Patient’s Bill of Rights
As a student accessing treatment from the Student Health Services department you have the right, consistent with the law, to:
- Understand and use these rights. If for any reason, you do not understand or you need help, Rensselaer will provide assistance, including an interpreter.
- Receive treatment without discrimination as to age, race, color, gender, sexual orientation, religion, national or ethnic origin, veteran status, marital status or disability.
- Receive considerate and respectful care in a clean and safe environment free of unnecessary restraints.
- Be seen by the practitioner of your choice if he/she has scheduled time available.
- Change practitioners without question or retaliation.
- Be informed of the name and position of the health care provider who treats you.
- Know the names, positions, and functions of any staff involved in your care and refuse their treatment, examination or observation.
- Receive complete information, as far as is known, about your diagnosis, treatment and prognosis.

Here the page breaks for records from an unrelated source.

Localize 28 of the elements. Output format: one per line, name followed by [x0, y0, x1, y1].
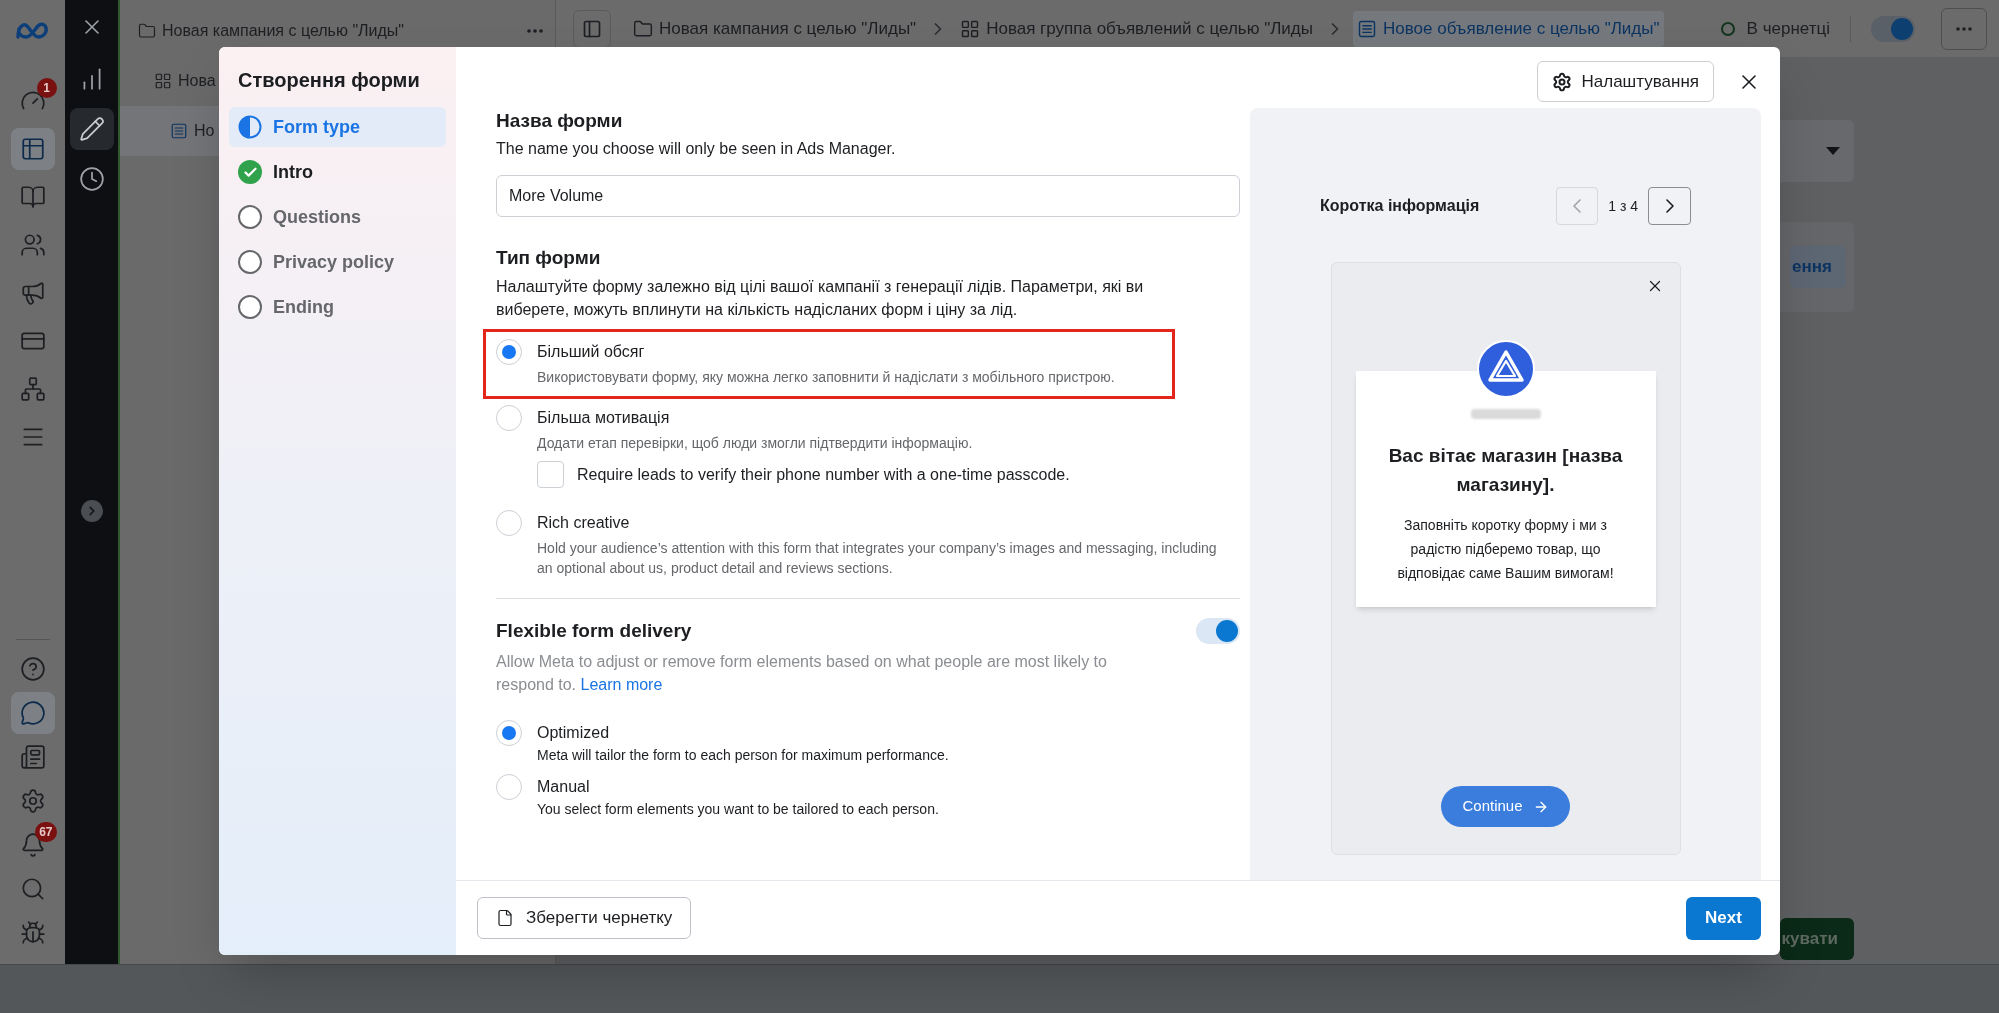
tree-label: Новая кампания с целью "Лиды" [162, 21, 405, 41]
page-indicator: 1 з 4 [1607, 196, 1639, 216]
tree-label: Но [194, 121, 215, 141]
tree-label: Нова [178, 71, 216, 91]
card-heading: Вас вітає магазин [назва магазину]. [1387, 444, 1624, 497]
section-heading: Назва форми [496, 109, 624, 133]
section-description: Налаштуйте форму залежно від цілі вашої кампанії з генерації лідів. Параметри, які ви виберете, можуть вплинути на кількість надісланих форм і ціну за лід. [496, 277, 1145, 320]
section-heading: Тип форми [496, 246, 602, 270]
option-description: Використовувати форму, яку можна легко заповнити й надіслати з мобільного пристрою. [537, 368, 1115, 387]
option-description: Meta will tailor the form to each person for maximum performance. [537, 745, 949, 764]
option-label: Manual [537, 776, 591, 797]
section-heading: Flexible form delivery [496, 619, 692, 643]
dialog-title: Створення форми [237, 68, 421, 93]
notification-badge: 1 [36, 78, 57, 98]
option-description: Hold your audience’s attention with this form that integrates your company’s images and messaging, including an optional about us, product detail and reviews sections. [537, 539, 1217, 578]
preview-title: Коротка інформація [1320, 196, 1480, 216]
option-label: Більший обсяг [537, 342, 646, 362]
option-label: Rich creative [537, 513, 631, 533]
section-description: Allow Meta to adjust or remove form elements based on what people are most likely to respond to. Learn more [496, 651, 1108, 695]
checkbox-label: Require leads to verify their phone number with a one-time passcode. [577, 464, 1070, 485]
option-description: Додати етап перевірки, щоб люди змогли підтвердити інформацію. [537, 434, 974, 453]
option-label: Optimized [537, 722, 611, 743]
option-description: You select form elements you want to be tailored to each person. [537, 799, 939, 818]
option-label: Більша мотивація [537, 408, 671, 428]
card-body: Заповніть коротку форму і ми з радістю підберемо товар, що відповідає саме Вашим вимогам! [1396, 516, 1615, 583]
hint-text: The name you choose will only be seen in Ads Manager. [496, 139, 897, 159]
status-label: В чернетці [1746, 17, 1830, 40]
notification-badge: 67 [35, 822, 57, 842]
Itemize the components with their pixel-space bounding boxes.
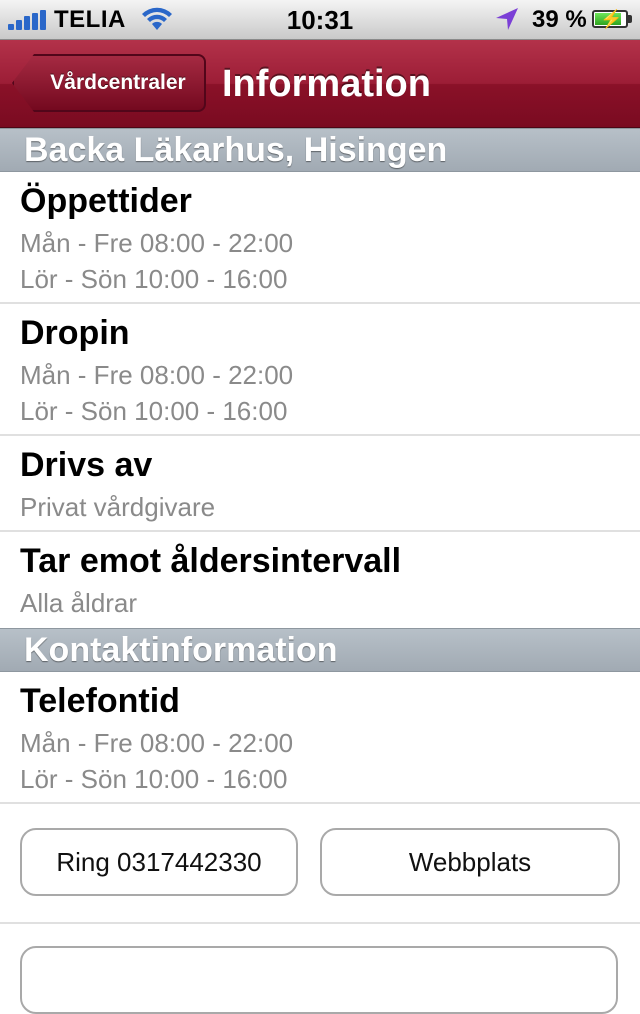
page-title: Information	[222, 63, 431, 105]
dropin-row: Dropin Mån - Fre 08:00 - 22:00 Lör - Sön…	[0, 304, 640, 436]
row-detail: Mån - Fre 08:00 - 22:00	[20, 360, 294, 390]
partial-button[interactable]	[20, 946, 618, 1014]
opening-hours-row: Öppettider Mån - Fre 08:00 - 22:00 Lör -…	[0, 172, 640, 304]
location-arrow-icon	[494, 6, 520, 37]
row-title: Dropin	[20, 314, 130, 352]
battery-cap	[628, 15, 632, 23]
battery-percent: 39 %	[532, 6, 587, 33]
row-detail: Mån - Fre 08:00 - 22:00	[20, 728, 294, 758]
row-title: Öppettider	[20, 182, 192, 220]
website-button[interactable]: Webbplats	[320, 828, 620, 896]
row-detail: Mån - Fre 08:00 - 22:00	[20, 228, 294, 258]
section-header-clinic: Backa Läkarhus, Hisingen	[0, 128, 640, 172]
phone-hours-row: Telefontid Mån - Fre 08:00 - 22:00 Lör -…	[0, 672, 640, 804]
row-title: Drivs av	[20, 446, 153, 484]
row-title: Telefontid	[20, 682, 180, 720]
call-button[interactable]: Ring 0317442330	[20, 828, 298, 896]
section-header-contact: Kontaktinformation	[0, 628, 640, 672]
status-bar: TELIA 10:31 39 % ⚡	[0, 0, 640, 40]
navigation-bar: Vårdcentraler Information	[0, 40, 640, 128]
operator-row: Drivs av Privat vårdgivare	[0, 436, 640, 532]
age-range-row: Tar emot åldersintervall Alla åldrar	[0, 532, 640, 628]
row-detail: Lör - Sön 10:00 - 16:00	[20, 764, 288, 794]
row-title: Tar emot åldersintervall	[20, 542, 402, 580]
row-detail: Lör - Sön 10:00 - 16:00	[20, 396, 288, 426]
row-detail: Privat vårdgivare	[20, 492, 216, 522]
row-detail: Lör - Sön 10:00 - 16:00	[20, 264, 288, 294]
divider	[0, 922, 640, 924]
row-detail: Alla åldrar	[20, 588, 138, 618]
back-button[interactable]: Vårdcentraler	[12, 54, 206, 112]
charging-bolt-icon: ⚡	[600, 9, 623, 29]
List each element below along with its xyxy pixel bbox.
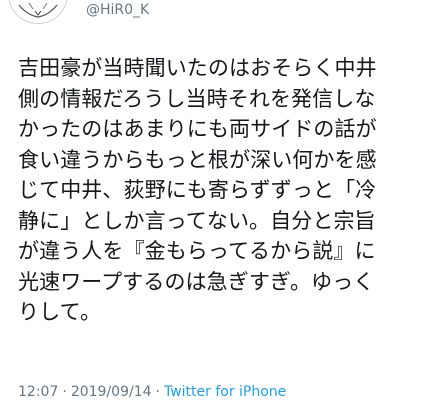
tweet-text: 吉田豪が当時聞いたのはおそらく中井 側の情報だろうし当時それを発信しな かったの… [18, 53, 418, 328]
tweet-text-line: 静に」としか言ってない。自分と宗旨 [18, 208, 376, 233]
avatar-illustration [9, 0, 67, 23]
tweet-text-line: が違う人を『金もらってるから説』に [18, 239, 376, 263]
meta-separator: · [62, 384, 67, 400]
tweet-text-line: 食い違うからもっと根が深い何かを感 [18, 147, 377, 172]
avatar[interactable] [8, 0, 68, 24]
author-handle[interactable]: @HiR0_K [86, 2, 149, 18]
tweet-detail: @HiR0_K 吉田豪が当時聞いたのはおそらく中井 側の情報だろうし当時それを発… [0, 0, 428, 400]
tweet-text-line: かったのはあまりにも両サイドの話が [18, 117, 377, 141]
tweet-source-link[interactable]: Twitter for iPhone [164, 384, 286, 400]
meta-separator: · [155, 384, 160, 400]
tweet-metadata: 12:07 · 2019/09/14 · Twitter for iPhone [18, 383, 286, 400]
tweet-text-line: 吉田豪が当時聞いたのはおそらく中井 [18, 56, 377, 80]
tweet-time[interactable]: 12:07 [18, 384, 58, 400]
tweet-text-line: 光速ワープするのは急ぎすぎ。ゆっく [18, 269, 375, 294]
tweet-text-line: 側の情報だろうし当時それを発信しな [18, 86, 376, 111]
tweet-date[interactable]: 2019/09/14 [71, 384, 152, 400]
tweet-text-line: じて中井、荻野にも寄らずずっと「冷 [18, 178, 377, 202]
tweet-text-line: りして。 [18, 300, 102, 324]
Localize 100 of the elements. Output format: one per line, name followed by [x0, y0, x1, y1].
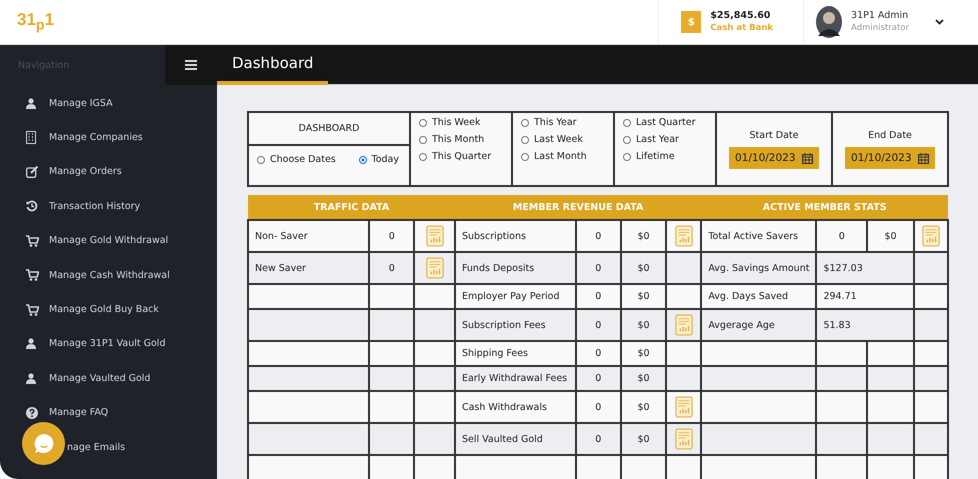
table-cell: 0	[595, 291, 602, 302]
calendar-icon	[802, 152, 813, 164]
menu-button[interactable]	[165, 45, 217, 85]
table-cell: 294.71	[823, 291, 857, 302]
table-cell: Funds Deposits	[462, 262, 534, 274]
table-cell: Employer Pay Period	[462, 291, 560, 302]
chevron-down-icon[interactable]	[935, 19, 944, 25]
nav-item[interactable]: Manage Companies	[49, 132, 143, 144]
radio-button[interactable]	[521, 136, 529, 144]
cash-label: Cash at Bank	[710, 22, 774, 34]
radio-label: This Quarter	[432, 151, 492, 162]
nav-item[interactable]: Manage Gold Withdrawal	[49, 235, 168, 246]
radio-label: Today	[372, 154, 399, 165]
person-icon	[26, 372, 36, 384]
edit-icon	[26, 166, 39, 178]
table-cell: Cash Withdrawals	[462, 402, 547, 412]
user-name: 31P1 Admin	[851, 10, 909, 22]
radio-label: Last Month	[534, 151, 587, 162]
radio-button[interactable]	[623, 118, 631, 126]
section-header: TRAFFIC DATA	[248, 195, 455, 220]
table-cell: New Saver	[255, 262, 306, 274]
table-cell: $0	[637, 262, 650, 274]
cart-icon	[26, 304, 39, 316]
radio-button[interactable]	[419, 136, 427, 144]
avatar-icon[interactable]	[816, 6, 842, 38]
section-header: ACTIVE MEMBER STATS	[701, 195, 948, 220]
nav-item[interactable]: Manage Gold Buy Back	[49, 304, 159, 316]
calendar-icon	[918, 152, 929, 164]
table-cell: Sell Vaulted Gold	[462, 434, 543, 444]
nav-item[interactable]: Manage Cash Withdrawal	[49, 270, 170, 281]
radio-button[interactable]	[358, 156, 367, 164]
nav-item[interactable]: Manage Orders	[49, 166, 122, 178]
table-cell: Subscription Fees	[462, 320, 546, 330]
table-cell: Avg. Days Saved	[708, 291, 788, 302]
table-cell: $0	[637, 291, 650, 302]
radio-label: Last Week	[534, 134, 583, 145]
table-cell: 0	[595, 230, 602, 242]
radio-label: This Year	[534, 117, 577, 128]
date-field[interactable]: 01/10/2023	[729, 147, 819, 169]
radio-label: Choose Dates	[270, 154, 336, 165]
section-header: MEMBER REVENUE DATA	[454, 195, 702, 220]
radio-label: Last Year	[636, 134, 679, 145]
table-cell: $0	[637, 434, 650, 444]
table-cell: 0	[595, 402, 602, 412]
radio-button[interactable]	[521, 152, 529, 160]
cart-icon	[26, 269, 39, 282]
table-cell: Avg. Savings Amount	[708, 262, 810, 274]
radio-label: This Month	[432, 134, 484, 145]
table-cell: Subscriptions	[462, 230, 526, 242]
dashboard-label: DASHBOARD	[249, 113, 409, 146]
table-cell: $0	[637, 402, 650, 412]
table-cell: 0	[595, 373, 602, 384]
radio-label: Lifetime	[636, 151, 675, 162]
nav-item[interactable]: Manage 31P1 Vault Gold	[49, 338, 166, 350]
radio-button[interactable]	[257, 156, 265, 164]
cart-icon	[26, 234, 39, 247]
cash-amount: $25,845.60	[710, 10, 772, 22]
radio-button[interactable]	[623, 152, 631, 160]
table-cell: Avgerage Age	[708, 320, 775, 330]
table-cell: 0	[595, 348, 602, 359]
table-cell: 0	[595, 320, 602, 330]
person-icon	[26, 98, 36, 109]
user-role: Administrator	[851, 22, 909, 34]
table-cell: 0	[388, 230, 395, 242]
building-icon	[26, 131, 36, 144]
chat-button[interactable]	[22, 422, 65, 465]
radio-label: This Week	[432, 117, 480, 128]
nav-item[interactable]: Manage FAQ	[49, 407, 108, 418]
nav-item[interactable]: nage Emails	[67, 442, 126, 453]
date-field[interactable]: 01/10/2023	[845, 147, 935, 169]
nav-item[interactable]: Manage Vaulted Gold	[49, 372, 150, 384]
page-title-tab[interactable]: Dashboard	[217, 45, 328, 85]
chat-bubble-icon	[32, 432, 54, 454]
history-icon	[26, 200, 38, 212]
radio-label: Last Quarter	[636, 117, 696, 128]
radio-button[interactable]	[521, 118, 529, 126]
nav-item[interactable]: Manage IGSA	[49, 98, 113, 109]
table-cell: Non- Saver	[255, 230, 308, 242]
table-cell: $127.03	[823, 262, 863, 274]
table-cell: Early Withdrawal Fees	[462, 373, 568, 384]
person-icon	[26, 338, 36, 350]
nav-item[interactable]: Transaction History	[49, 200, 140, 212]
table-cell: $0	[637, 320, 650, 330]
table-cell: 0	[595, 262, 602, 274]
table-cell: $0	[637, 373, 650, 384]
date-label: End Date	[867, 130, 913, 141]
radio-button[interactable]	[419, 118, 427, 126]
table-cell: 0	[838, 230, 845, 242]
table-cell: Total Active Savers	[708, 230, 798, 242]
table-cell: $0	[637, 348, 650, 359]
menu-icon	[185, 60, 197, 70]
table-cell: $0	[884, 230, 897, 242]
date-label: Start Date	[748, 130, 800, 141]
help-icon	[26, 406, 38, 419]
table-cell: 51.83	[823, 320, 851, 330]
table-cell: 0	[595, 434, 602, 444]
radio-button[interactable]	[419, 152, 427, 160]
dollar-icon: $	[681, 11, 702, 33]
table-cell: 0	[388, 262, 395, 274]
radio-button[interactable]	[623, 136, 631, 144]
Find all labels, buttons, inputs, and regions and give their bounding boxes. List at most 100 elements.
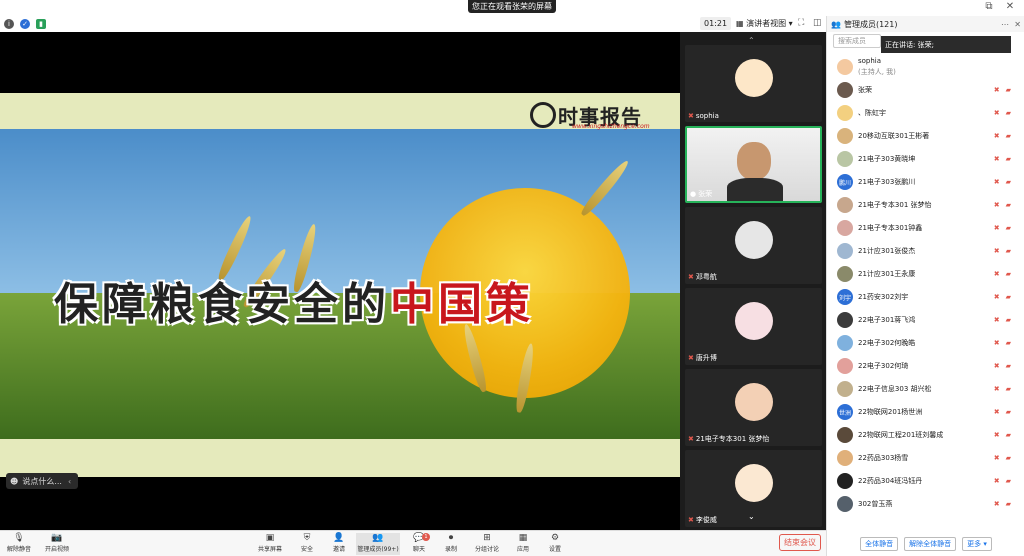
mic-off-icon[interactable]: ✖▰ [994, 86, 1017, 94]
avatar [837, 427, 853, 443]
video-tile-active-speaker[interactable]: ● 张荣 [685, 126, 822, 203]
toolbar-invite-button[interactable]: 👤 邀请 [324, 533, 354, 555]
member-row[interactable]: 22电子信息303 胡兴松 ✖▰ [827, 378, 1024, 400]
mic-off-icon[interactable]: ✖▰ [994, 454, 1017, 462]
video-tile[interactable]: ✖ 21电子专本301 张梦怡 [685, 369, 822, 446]
more-button[interactable]: 更多 ▾ [962, 536, 992, 551]
toolbar-share-screen-button[interactable]: ▣ 共享屏幕 [255, 533, 285, 555]
mic-off-icon[interactable]: ✖▰ [994, 132, 1017, 140]
mic-off-icon[interactable]: ✖▰ [994, 408, 1017, 416]
mic-off-icon[interactable]: ✖▰ [994, 270, 1017, 278]
member-row[interactable]: 302曾玉燕 ✖▰ [827, 493, 1024, 515]
unmute-all-button[interactable]: 解除全体静音 [904, 536, 957, 551]
mute-all-button[interactable]: 全体静音 [860, 536, 899, 551]
member-row[interactable]: 22电子302何琦 ✖▰ [827, 355, 1024, 377]
mic-off-icon[interactable]: ✖▰ [994, 431, 1017, 439]
mic-off-icon[interactable]: ✖▰ [994, 293, 1017, 301]
restore-icon[interactable]: ⧉ [982, 1, 996, 12]
toolbar-shield-button[interactable]: ⛨ 安全 [292, 533, 322, 555]
avatar [837, 59, 853, 75]
view-mode-button[interactable]: ▦ 演讲者视图 ▾ [732, 17, 797, 30]
toolbar-label: 共享屏幕 [257, 546, 282, 553]
member-name: 21电子专本301钟鑫 [858, 224, 923, 232]
member-name: 22电子302何琦 [858, 362, 909, 370]
mic-off-icon[interactable]: ✖▰ [994, 362, 1017, 370]
end-meeting-button[interactable]: 结束会议 [779, 534, 821, 551]
mic-off-icon: ✖ [688, 435, 694, 443]
mic-off-icon[interactable]: ✖▰ [994, 201, 1017, 209]
mic-off-icon[interactable]: ✖▰ [994, 109, 1017, 117]
chat-input-chip[interactable]: ☻ 说点什么... ‹ [6, 473, 78, 489]
member-name: 21计应301张俊杰 [858, 247, 916, 255]
signal-icon[interactable]: ▮ [36, 19, 46, 29]
chevron-down-icon[interactable]: ⌄ [748, 512, 755, 521]
shield-icon[interactable]: ✓ [20, 19, 30, 29]
mic-off-icon[interactable]: ✖▰ [994, 224, 1017, 232]
member-row[interactable]: 21电子专本301 张梦怡 ✖▰ [827, 194, 1024, 216]
chevron-up-icon[interactable]: ⌃ [748, 36, 755, 45]
member-name: 21药安302刘宇 [858, 293, 909, 301]
member-row[interactable]: 21电子303黄晓坤 ✖▰ [827, 148, 1024, 170]
member-row[interactable]: 21计应301张俊杰 ✖▰ [827, 240, 1024, 262]
mic-off-icon[interactable]: ✖▰ [994, 477, 1017, 485]
toolbar-chat-button[interactable]: 💬 聊天 1 [404, 533, 434, 555]
toolbar-video-off-button[interactable]: 📷 开启视频 [42, 533, 72, 555]
avatar [837, 220, 853, 236]
toolbar-label: 解除静音 [6, 546, 31, 553]
toolbar-label: 安全 [300, 546, 313, 553]
toolbar-members-button[interactable]: 👥 管理成员(99+) [356, 533, 400, 555]
mic-off-icon: 🎙 [13, 533, 25, 543]
member-row[interactable]: 22物联网工程201班刘馨成 ✖▰ [827, 424, 1024, 446]
member-row[interactable]: 张荣 ✖▰ [827, 79, 1024, 101]
chat-badge: 1 [422, 533, 430, 541]
video-tile[interactable]: ✖ 唐升博 [685, 288, 822, 365]
member-search-input[interactable]: 搜索成员 [833, 34, 881, 48]
member-name: 302曾玉燕 [858, 500, 893, 508]
close-icon[interactable]: ✕ [1014, 20, 1021, 29]
collapse-icon[interactable]: ‹ [68, 477, 71, 486]
member-row[interactable]: 22药品304班冯钰丹 ✖▰ [827, 470, 1024, 492]
video-tile[interactable]: ✖ 邓粤航 [685, 207, 822, 284]
member-row[interactable]: 20移动互联301王彬著 ✖▰ [827, 125, 1024, 147]
layout-icon[interactable]: ◫ [813, 18, 822, 28]
meeting-controls: 结束会议 🎙 解除静音 📷 开启视频 ▣ 共享屏幕 ⛨ 安全 👤 邀请 👥 管理成员(99+) 💬 聊天 1… [0, 530, 826, 556]
toolbar-settings-button[interactable]: ⚙ 设置 [540, 533, 570, 555]
member-row[interactable]: 21电子专本301钟鑫 ✖▰ [827, 217, 1024, 239]
member-name: 22电子信息303 胡兴松 [858, 385, 932, 393]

- Receive all the information that you need to give informed consent for any proposed procedure or treatment. This information shall include the possible risks and benefits of the procedure or treatment.
- Refuse treatment and be told what effect this may have on your health.
- Refuse to take in part in research. In deciding whether or not to participate, you have the right to a full explanation.
- Privacy while in the office and confidentiality, within the law, of all information and records regarding your care.
- Participate in all decisions about your treatment.
- Provide an advanced directive.
- Review your medical record, as provided by law, without charge and obtain a copy of your medical record for which the Student Health Center can charge a reasonable fee. You cannot be denied a copy solely because you cannot afford to pay.
- Complain without fear of reprisals about the care and services you are receiving and to have the Student Medical Services respond to you and if you request it, a written response. Complaints, suggestions or compliments may be directed to the Patient Advocate (email@example.com), the Executive Director (firstname.lastname@example.org), or the Vice President for Student Life (email@example.com).
Your Responsibilities as a Patient
- You have a responsibility to be courteous to staff and other patients. People accompanying you share this responsibility with you.
- You have the responsibility to observe the rules of the Institute -- especially the rules of safety.
- You have the responsibility to keep your appointments and be on time or to call and reschedule or cancel them so another can use the time.
- You have the responsibility to give a complete and accurate medical history, and to promptly report any changes or additions.
- You have the responsibility to follow the mutually agreed upon prescribed course of your treatment, and to inform your doctor, nurse or other health care provider of any improvements or deteriorations in your health related to this course of treatment.
- You have the responsibility to pay your bills promptly; to provide the necessary insurance information for processing them, and to ask any questions you have about them as soon as possible.